Buni Yani (tengah) bersama tim kuasa hukumnya memberi klarifikasi terkait potensi menjadi tersangka dalam kasus dugaan pelanggaran UU IT, Jakarta (7/11/2016). Buni Yani beserta kuasa hukumnya menyatakan siap diperiksa. AKTUAL/Munzir

Jakarta, Aktual.com – Tersangka kasus dugaan penyebaran ujaran kebencian, Buni Yani, menilai sikap dan perilaku terdakwa penistaan agama Basuki Tjahaja Purnama (Ahok) memang bermasalah. Hal ini didasarkan dengan sikap Ahok beserta tim kuasa hukumnya dalam persidangan ke-8 di Gedung Kementerian Pertanian, Selasa (31/1) lalu.

“Saya ingin meluruskan kepada kawan-kawan bahwa selama ini saya oleh pendukung Ahok, dianggap orang yang paling bertanggung jawab. Seolah-olah yang benar itu Ahok yang salah itu Buni Yani,” kata dia di Kantor Majelis Ulama Indonesia (MUI), Jalan Proklamasi, Jakarta Pusat, Jumat (3/2).

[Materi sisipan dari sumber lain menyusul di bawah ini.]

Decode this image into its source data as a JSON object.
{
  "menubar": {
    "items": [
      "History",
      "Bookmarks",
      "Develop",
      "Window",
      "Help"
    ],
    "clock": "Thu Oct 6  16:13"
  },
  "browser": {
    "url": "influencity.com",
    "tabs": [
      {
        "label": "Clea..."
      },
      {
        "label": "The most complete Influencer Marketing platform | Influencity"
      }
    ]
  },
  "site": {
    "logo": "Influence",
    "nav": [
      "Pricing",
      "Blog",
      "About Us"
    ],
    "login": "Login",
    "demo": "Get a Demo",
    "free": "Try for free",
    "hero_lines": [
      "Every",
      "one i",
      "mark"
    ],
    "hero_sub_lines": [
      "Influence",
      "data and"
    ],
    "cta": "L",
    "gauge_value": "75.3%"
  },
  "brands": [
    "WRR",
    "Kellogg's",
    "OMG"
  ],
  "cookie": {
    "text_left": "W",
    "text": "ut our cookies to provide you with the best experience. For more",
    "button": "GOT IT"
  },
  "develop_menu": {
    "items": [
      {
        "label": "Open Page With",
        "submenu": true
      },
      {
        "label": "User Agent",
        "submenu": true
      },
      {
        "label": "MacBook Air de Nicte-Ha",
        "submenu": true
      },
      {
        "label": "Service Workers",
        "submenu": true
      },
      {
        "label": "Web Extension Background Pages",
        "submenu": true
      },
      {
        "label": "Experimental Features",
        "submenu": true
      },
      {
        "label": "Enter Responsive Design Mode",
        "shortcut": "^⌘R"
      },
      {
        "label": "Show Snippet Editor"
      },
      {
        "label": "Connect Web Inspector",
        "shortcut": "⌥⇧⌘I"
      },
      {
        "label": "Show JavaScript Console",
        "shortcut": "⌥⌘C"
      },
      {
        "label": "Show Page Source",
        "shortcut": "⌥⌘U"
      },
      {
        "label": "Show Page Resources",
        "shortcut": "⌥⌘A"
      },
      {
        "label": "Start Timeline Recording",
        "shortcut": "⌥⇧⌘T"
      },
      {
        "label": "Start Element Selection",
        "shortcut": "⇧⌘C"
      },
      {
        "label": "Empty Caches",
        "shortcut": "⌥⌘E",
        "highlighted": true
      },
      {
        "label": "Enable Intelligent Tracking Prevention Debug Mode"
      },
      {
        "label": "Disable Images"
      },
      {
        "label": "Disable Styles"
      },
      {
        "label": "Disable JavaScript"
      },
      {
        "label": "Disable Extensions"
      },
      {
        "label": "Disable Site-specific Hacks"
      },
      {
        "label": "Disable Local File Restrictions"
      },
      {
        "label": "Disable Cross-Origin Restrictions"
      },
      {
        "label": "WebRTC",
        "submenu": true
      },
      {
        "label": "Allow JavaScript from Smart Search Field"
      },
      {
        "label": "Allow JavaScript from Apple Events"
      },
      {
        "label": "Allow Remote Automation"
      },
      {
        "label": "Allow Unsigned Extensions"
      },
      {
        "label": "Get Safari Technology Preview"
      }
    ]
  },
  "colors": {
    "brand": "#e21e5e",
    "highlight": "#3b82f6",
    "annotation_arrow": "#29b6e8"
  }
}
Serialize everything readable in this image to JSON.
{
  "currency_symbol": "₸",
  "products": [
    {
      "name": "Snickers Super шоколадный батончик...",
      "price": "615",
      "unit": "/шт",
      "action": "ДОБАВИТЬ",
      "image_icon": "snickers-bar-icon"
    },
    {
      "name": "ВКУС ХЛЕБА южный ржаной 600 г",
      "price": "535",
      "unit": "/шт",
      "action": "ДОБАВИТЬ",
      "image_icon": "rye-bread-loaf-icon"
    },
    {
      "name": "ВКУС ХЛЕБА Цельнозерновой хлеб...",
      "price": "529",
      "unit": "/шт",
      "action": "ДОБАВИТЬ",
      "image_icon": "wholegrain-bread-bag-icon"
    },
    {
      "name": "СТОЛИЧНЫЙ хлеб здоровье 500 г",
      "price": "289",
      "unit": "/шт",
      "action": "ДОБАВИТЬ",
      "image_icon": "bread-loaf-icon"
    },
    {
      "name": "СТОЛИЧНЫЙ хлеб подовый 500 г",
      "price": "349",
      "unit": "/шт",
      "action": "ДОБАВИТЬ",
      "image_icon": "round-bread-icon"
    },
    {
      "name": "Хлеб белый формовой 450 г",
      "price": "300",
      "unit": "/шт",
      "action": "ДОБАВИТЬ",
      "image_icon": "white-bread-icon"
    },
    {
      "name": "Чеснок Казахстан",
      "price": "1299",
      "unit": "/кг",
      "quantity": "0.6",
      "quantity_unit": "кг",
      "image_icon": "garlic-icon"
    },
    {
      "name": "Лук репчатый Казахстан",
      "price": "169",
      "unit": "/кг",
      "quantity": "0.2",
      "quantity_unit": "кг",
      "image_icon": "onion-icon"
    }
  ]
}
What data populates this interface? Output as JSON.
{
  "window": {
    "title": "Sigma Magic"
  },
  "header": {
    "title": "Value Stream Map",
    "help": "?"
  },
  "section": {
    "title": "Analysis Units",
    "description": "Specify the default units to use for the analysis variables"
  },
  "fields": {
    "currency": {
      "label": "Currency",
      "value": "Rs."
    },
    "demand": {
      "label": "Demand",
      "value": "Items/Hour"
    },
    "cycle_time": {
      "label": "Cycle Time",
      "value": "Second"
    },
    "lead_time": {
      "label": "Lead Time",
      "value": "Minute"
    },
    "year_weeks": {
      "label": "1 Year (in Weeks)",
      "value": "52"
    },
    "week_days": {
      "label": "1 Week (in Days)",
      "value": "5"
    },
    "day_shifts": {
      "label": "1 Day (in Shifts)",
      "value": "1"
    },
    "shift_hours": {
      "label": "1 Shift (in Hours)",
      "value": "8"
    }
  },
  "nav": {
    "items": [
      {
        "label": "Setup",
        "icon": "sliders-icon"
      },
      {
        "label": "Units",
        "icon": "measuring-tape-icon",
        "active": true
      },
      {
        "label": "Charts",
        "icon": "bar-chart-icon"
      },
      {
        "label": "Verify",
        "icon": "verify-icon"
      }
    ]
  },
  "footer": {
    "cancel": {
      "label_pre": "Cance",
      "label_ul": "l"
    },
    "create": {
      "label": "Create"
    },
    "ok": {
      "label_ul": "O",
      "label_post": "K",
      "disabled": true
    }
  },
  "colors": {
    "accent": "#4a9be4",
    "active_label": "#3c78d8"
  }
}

“Soal namanya, saya jadi tersangka jadi membuat transkip 3 kalimat itu enggak cuma saya, wong sononya (Basuki Tjahaja Purnama) sudah bermasalah,” sambungnya.

Buni datang ke Kantor MUI Pusat atas inisiatifnya sendiri. Yakni untuk memberikan dukungan moril bersama Gerakan Nasional Pengawal Fatwa Majelis Ulama Indonesia (GNPF MUI) kepada KH Ma’ruf Amin. Saksi yang disudutkan Ahok dan tim kuasa hukumnya dalam sidang ke-8 kasuspenodaan agama beberapa waktu lalu.

Menurutnya, apa yang dilakukan Ahok dan tim kuasa hukumnya terhadap Kiai Ma’ruf menunjukkan bagaimana sikap dan perilaku Ahok sebenarnya. Apa yang dilakukan terdakwa Ahok itu semakin meyakinkan bahwa dirinya tidak bersalah.

“Ini dengan sendirinya menunjukkan Buni Yani tidak bersalah, banyak sekali yang tersinggung gara-gara hal ini. Jadi kalau selama ini saya dipersoalkan, tidak masuk akal,” pungkas Buni Yani.